Aydan ileri çıkıp, “Konuştuğun kişiye dikkat et derim.”Maysa kahkaha atıp, “Biz dikkat etmeyiz, dikkat çekeriz,” diyerek sırıtıyordu.

 

Damla ile Aydan üzerimize gelirken, Araf elini kaldırıp, “Sakin olun kızlar, onlar bizden küçük.”Tüm takım bize sert ve kötü bakarken, Aden sessizce olayları izliyordu. Bu kız bana hep garip gelmiştir.

 

“Ne istiyorsun Araf abi?” dediğim cümleyle kaşlarını çatıp, “Artık abi lafını bıraksan da, eğer kazanırsan bizim takıma mı gelsen?”

 

Madem oyun istiyordu, Araf abi, ben de kurallarına göre oynayacaktım. Araf abiye yaklaşmaya başladım. Çaktırmadan Aydan’a baktığımda, yaptığım şey onu delirtmiş gibiydi.

 

 

“Peki Araf… abi ama ben bu takımda olursam ne kazanacağım?” yaptığım şey ile alevlenen Araf soysapatı, “Ne istersen onu kazanacaksın,” gözlerimi kısıp “Ne istersem mi?”

 

Süs köpek gibi kafasını sallayıp “Ne istersen vereceğim,” sırıtıp “Düşüneceğim Araf… abi, düşüneceğim,” diyip Maysa ile dönüp arkamı gittim.

 

Maysa telaşlı telaşlı bana bakıp “Lilya, ne yaptığını sanıyorsun sen?” Maysa’nın koluna vurup “Var bir planım, Süs köpeği Araf’a kalır mıyım? Melodi ablayı ara, çabuk!” Maysa kafa salladı.

 

Melodi abla telefonu açtığında her şeyi, olan biteni anlatım. “Neden böyle bir şey yaptın Lilya?”

 

“Abla, hayır deseydim peşimizi bırakmayacaktı. Ben de bakarız diyip yapacağımız işlerde uzak duracaklardı.” Melodi abla konuşmadan önce arkasından sesler gelmeye başladı.

 

Maysa araya girip “Abla, kim var yanında?” Melodi abla derin nefes alıp “Benim kuyruklarım, yani Egemen abinler var.” Maysa kaşlarını çatıp “Duydular mı?”

 

 

“Evet ama—” cümlesini daha bitirmeden araya girip, “Sorun yok abla, ben sadece haber vereyim dedim; yoksa bizi zor durumda bırakacaklardı.”

 

Melodi abla konuşacağı sırada arkadan bir ses, “Bir daha sana yaklaşsın, bak bakalım kim kimi zor durumda bırakır,” dedi.
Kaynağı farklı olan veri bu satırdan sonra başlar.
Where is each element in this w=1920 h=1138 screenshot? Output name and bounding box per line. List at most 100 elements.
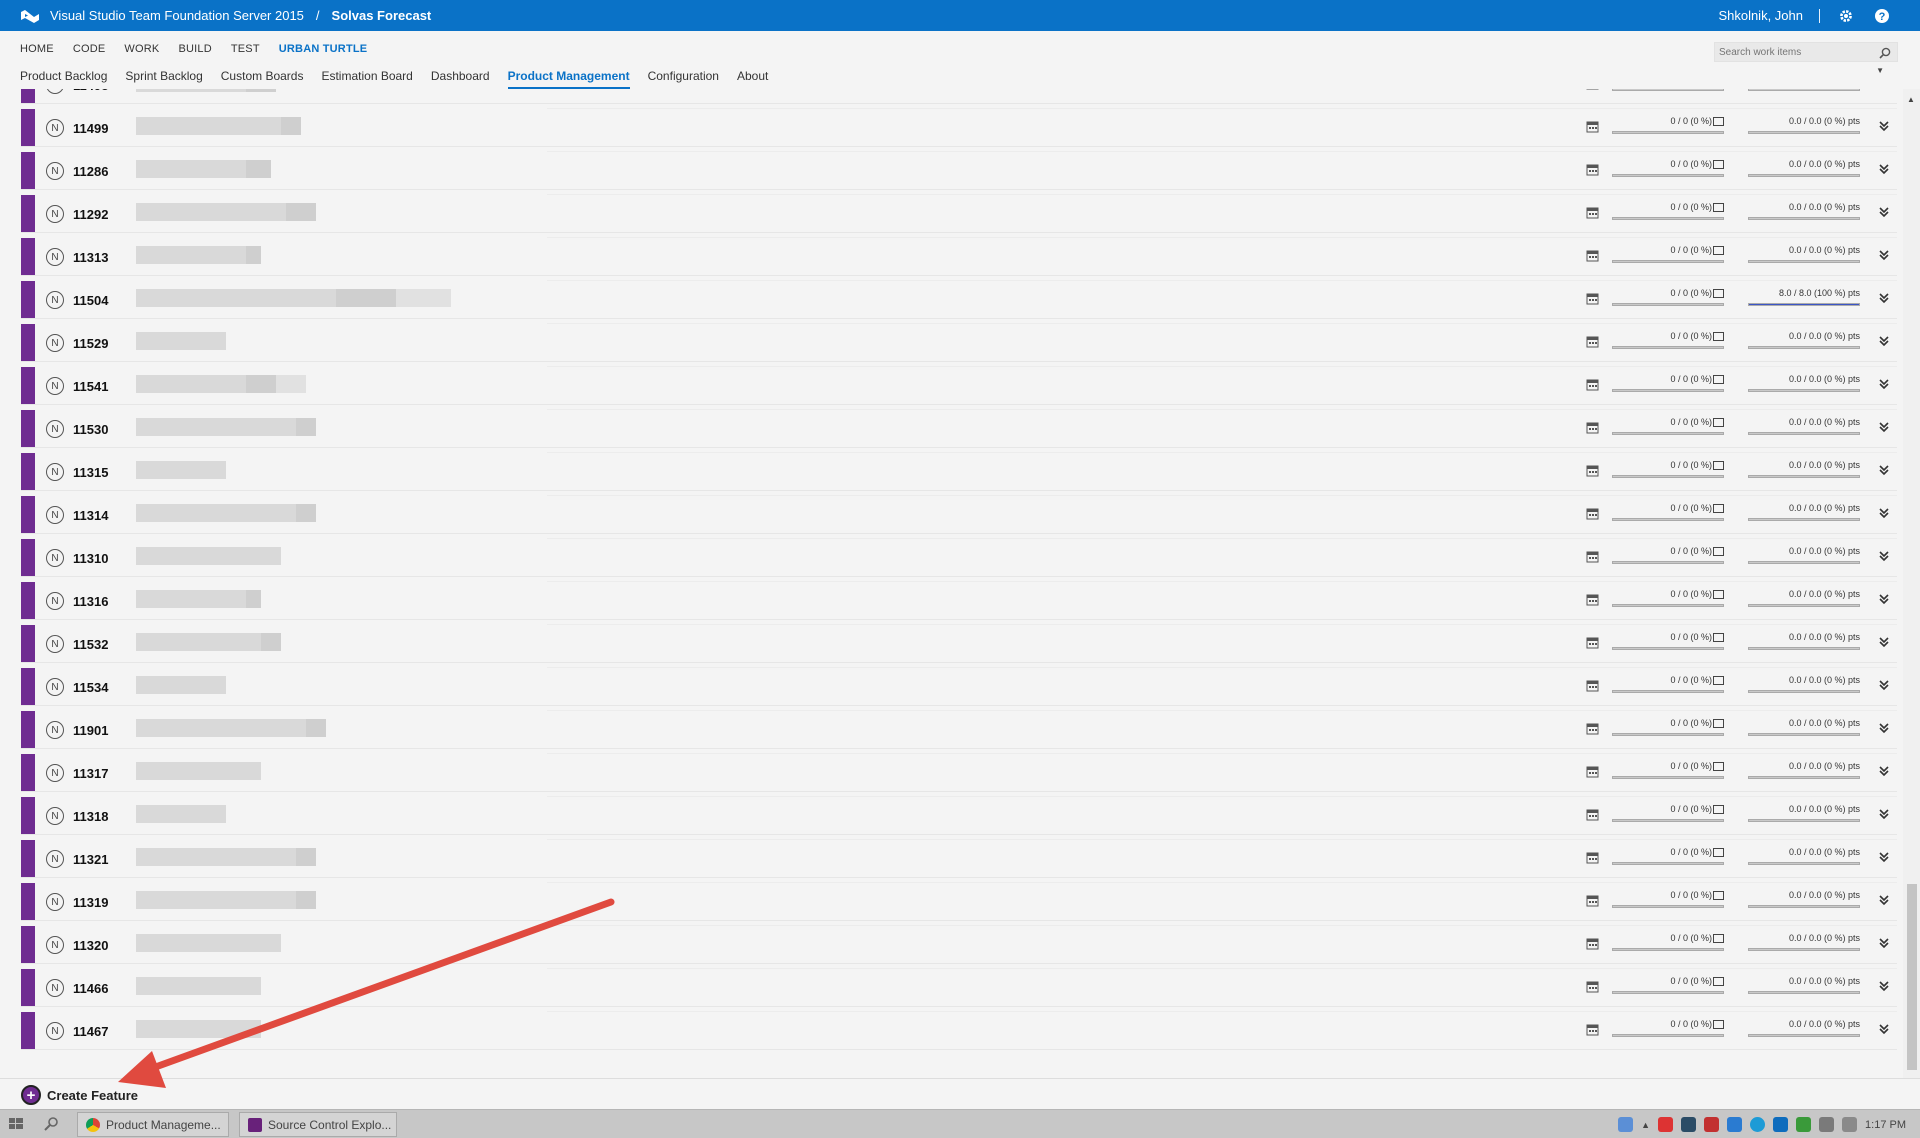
- main-nav-item[interactable]: WORK: [124, 43, 159, 55]
- chevron-double-down-icon[interactable]: [1877, 420, 1891, 434]
- redacted-title[interactable]: [136, 848, 316, 868]
- calendar-icon[interactable]: [1586, 679, 1599, 692]
- gear-icon[interactable]: [1836, 6, 1856, 26]
- work-item-id[interactable]: 11319: [73, 895, 108, 910]
- chevron-double-down-icon[interactable]: [1877, 678, 1891, 692]
- windows-start-icon[interactable]: [8, 1116, 24, 1132]
- redacted-title[interactable]: [136, 633, 281, 653]
- work-item-id[interactable]: 11315: [73, 465, 108, 480]
- calendar-icon[interactable]: [1586, 421, 1599, 434]
- work-item-id[interactable]: 11530: [73, 422, 108, 437]
- redacted-title[interactable]: [136, 676, 226, 696]
- chevron-double-down-icon[interactable]: [1877, 979, 1891, 993]
- calendar-icon[interactable]: [1586, 937, 1599, 950]
- redacted-title[interactable]: [136, 117, 301, 137]
- redacted-title[interactable]: [136, 89, 276, 94]
- redacted-title[interactable]: [136, 590, 261, 610]
- feature-row[interactable]: N 11534 0 / 0 (0 %) 0.0 / 0.0 (0 %) pts: [21, 667, 1897, 706]
- work-item-id[interactable]: 11286: [73, 164, 108, 179]
- clock[interactable]: 1:17 PM: [1865, 1119, 1906, 1131]
- taskbar-search-icon[interactable]: [43, 1116, 59, 1132]
- vertical-scrollbar[interactable]: ▲: [1903, 89, 1920, 1078]
- work-item-id[interactable]: 11466: [73, 981, 108, 996]
- work-item-id[interactable]: 11318: [73, 809, 108, 824]
- chevron-double-down-icon[interactable]: [1877, 377, 1891, 391]
- feature-row[interactable]: N 11319 0 / 0 (0 %) 0.0 / 0.0 (0 %) pts: [21, 882, 1897, 921]
- calendar-icon[interactable]: [1586, 1023, 1599, 1036]
- feature-row[interactable]: N 11466 0 / 0 (0 %) 0.0 / 0.0 (0 %) pts: [21, 968, 1897, 1007]
- chevron-double-down-icon[interactable]: [1877, 248, 1891, 262]
- redacted-title[interactable]: [136, 203, 316, 223]
- work-item-id[interactable]: 11314: [73, 508, 108, 523]
- feature-row[interactable]: N 11315 0 / 0 (0 %) 0.0 / 0.0 (0 %) pts: [21, 452, 1897, 491]
- calendar-icon[interactable]: [1586, 894, 1599, 907]
- calendar-icon[interactable]: [1586, 163, 1599, 176]
- calendar-icon[interactable]: [1586, 765, 1599, 778]
- create-feature-button[interactable]: + Create Feature: [21, 1085, 138, 1105]
- chevron-double-down-icon[interactable]: [1877, 291, 1891, 305]
- redacted-title[interactable]: [136, 719, 326, 739]
- taskbar-item-visual-studio[interactable]: Source Control Explo...: [239, 1112, 397, 1137]
- tray-app-icon[interactable]: [1796, 1117, 1812, 1132]
- user-name[interactable]: Shkolnik, John: [1718, 8, 1803, 23]
- redacted-title[interactable]: [136, 977, 261, 997]
- feature-row[interactable]: N 11504 0 / 0 (0 %) 8.0 / 8.0 (100 %) pt…: [21, 280, 1897, 319]
- calendar-icon[interactable]: [1586, 550, 1599, 563]
- chevron-double-down-icon[interactable]: [1877, 721, 1891, 735]
- sub-nav-item[interactable]: About: [737, 69, 768, 90]
- redacted-title[interactable]: [136, 504, 316, 524]
- volume-icon[interactable]: [1842, 1117, 1858, 1132]
- feature-row[interactable]: N 11532 0 / 0 (0 %) 0.0 / 0.0 (0 %) pts: [21, 624, 1897, 663]
- work-item-id[interactable]: 11901: [73, 723, 108, 738]
- redacted-title[interactable]: [136, 891, 316, 911]
- redacted-title[interactable]: [136, 762, 261, 782]
- redacted-title[interactable]: [136, 289, 451, 309]
- main-nav-item[interactable]: HOME: [20, 43, 54, 55]
- calendar-icon[interactable]: [1586, 89, 1599, 90]
- skype-icon[interactable]: [1750, 1117, 1766, 1132]
- sub-nav-item[interactable]: Estimation Board: [321, 69, 412, 90]
- tray-app-icon[interactable]: [1704, 1117, 1720, 1132]
- work-item-id[interactable]: 11534: [73, 680, 108, 695]
- work-item-id[interactable]: 11498: [73, 89, 108, 93]
- feature-row[interactable]: N 11321 0 / 0 (0 %) 0.0 / 0.0 (0 %) pts: [21, 839, 1897, 878]
- main-nav-item[interactable]: URBAN TURTLE: [279, 43, 368, 55]
- tray-app-icon[interactable]: [1618, 1117, 1634, 1132]
- product-name[interactable]: Visual Studio Team Foundation Server 201…: [50, 8, 304, 23]
- chevron-double-down-icon[interactable]: [1877, 764, 1891, 778]
- chevron-double-down-icon[interactable]: [1877, 463, 1891, 477]
- work-item-id[interactable]: 11310: [73, 551, 108, 566]
- feature-row[interactable]: N 11318 0 / 0 (0 %) 0.0 / 0.0 (0 %) pts: [21, 796, 1897, 835]
- redacted-title[interactable]: [136, 461, 226, 481]
- chevron-double-down-icon[interactable]: [1877, 850, 1891, 864]
- scroll-thumb[interactable]: [1907, 884, 1917, 1070]
- main-nav-item[interactable]: TEST: [231, 43, 260, 55]
- feature-row[interactable]: N 11317 0 / 0 (0 %) 0.0 / 0.0 (0 %) pts: [21, 753, 1897, 792]
- work-item-id[interactable]: 11504: [73, 293, 108, 308]
- feature-row[interactable]: N 11499 0 / 0 (0 %) 0.0 / 0.0 (0 %) pts: [21, 108, 1897, 147]
- tray-expand-icon[interactable]: ▲: [1641, 1120, 1650, 1130]
- chevron-double-down-icon[interactable]: [1877, 119, 1891, 133]
- network-icon[interactable]: [1819, 1117, 1835, 1132]
- work-item-id[interactable]: 11317: [73, 766, 108, 781]
- calendar-icon[interactable]: [1586, 851, 1599, 864]
- feature-row[interactable]: N 11498 0 / 0 (0 %) 0.0 / 0.0 (0 %) pts: [21, 89, 1897, 104]
- work-item-id[interactable]: 11316: [73, 594, 108, 609]
- feature-row[interactable]: N 11320 0 / 0 (0 %) 0.0 / 0.0 (0 %) pts: [21, 925, 1897, 964]
- work-item-id[interactable]: 11529: [73, 336, 108, 351]
- calendar-icon[interactable]: [1586, 980, 1599, 993]
- scroll-up-icon[interactable]: ▲: [1907, 95, 1915, 104]
- feature-row[interactable]: N 11901 0 / 0 (0 %) 0.0 / 0.0 (0 %) pts: [21, 710, 1897, 749]
- redacted-title[interactable]: [136, 805, 226, 825]
- taskbar-item-chrome[interactable]: Product Manageme...: [77, 1112, 229, 1137]
- chevron-double-down-icon[interactable]: [1877, 205, 1891, 219]
- work-item-id[interactable]: 11541: [73, 379, 108, 394]
- work-item-id[interactable]: 11321: [73, 852, 108, 867]
- work-item-id[interactable]: 11313: [73, 250, 108, 265]
- chevron-double-down-icon[interactable]: [1877, 549, 1891, 563]
- feature-row[interactable]: N 11314 0 / 0 (0 %) 0.0 / 0.0 (0 %) pts: [21, 495, 1897, 534]
- sub-nav-item[interactable]: Configuration: [648, 69, 719, 90]
- work-item-id[interactable]: 11320: [73, 938, 108, 953]
- redacted-title[interactable]: [136, 1020, 261, 1040]
- feature-row[interactable]: N 11541 0 / 0 (0 %) 0.0 / 0.0 (0 %) pts: [21, 366, 1897, 405]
Melodi abla telaşla, “Tamam kuzum, sağ ol,” diyip kapattı.

 

Kim söylemişti o cümleyi? Maysa bana bakıp, “Duydun mu?” Kafamı evet anlamında sallayıp, “Ama kimden geldi o ses?” diye sordum. Kim söylemişti acaba o sesi?

 

Maysa koluma girip, “Boşver, gel hadi, ders başlıyor,” diyip sınıfa girdik.

 

🕸️🦅

 

Melodi ayağa kalkıp, “Anladınız mı? Yarın kızlara kesiciyi verip kazanmasını sağlayacağız. Barkın, sadece bir ara git, kameranın oraya görüntü akışını değiştir,” dedi. Barkın başını tamam anlamında salladı.

 

Egemen kaşlarını çatıp, “Kitabı aldın mı?” diye sordu. Melodi başını sallayıp, “Bende kitap ama Lilya kitabı bana sormadan önce yerine koymamız gerek.”

 

“Hayır, onun yerine farklı bir kitap koymalıyız. Ailesine ait bilgileri toplayın, derin olmayacak şekilde içine yazıp koyun. Lilya, hiçbir zaman öğrenmemesi gerekiyor.”

 

Masadaki negatif enerji yükselmiş, herkes başka şeyler düşünüyordu. Toprak derin nefes alıp, “Lilya bize güvenmiyor, hiçbir şey anlatmıyor,” dedi. Melodi araya girip yalanlayacakken,

 

Egemen kafasını eğip, “Haklısın,” demişti. Toprak duyduğu cümle ile bozulup, “Abi, öyle demek istemedim.”Egemen elini kaldırıp, “Sessiz ol,” dedi.

 

Egemen, Toprak’ın kötü amaçla söylemediğini bilse de gerçekler açıktı; tüm masayı karanlık sarmış, düşünceler köreliyordu.

 

 

Telefon çalmaya başlayınca Melodi eline alıp “Efendim, Maysa” dedi. Toprak kafasını kaldırıp Melodi’ye döndüğünde, Melodi yüksek sesle “Neden böyle bir şey yaptın, Lilya?” dediğinde.

 

Egemen de kafasını kaldırdığında Melodi’ye bakıp hoparlörü aç işareti yapıyordu. Melodi, ilk hayır anlamında kafa sallasa da.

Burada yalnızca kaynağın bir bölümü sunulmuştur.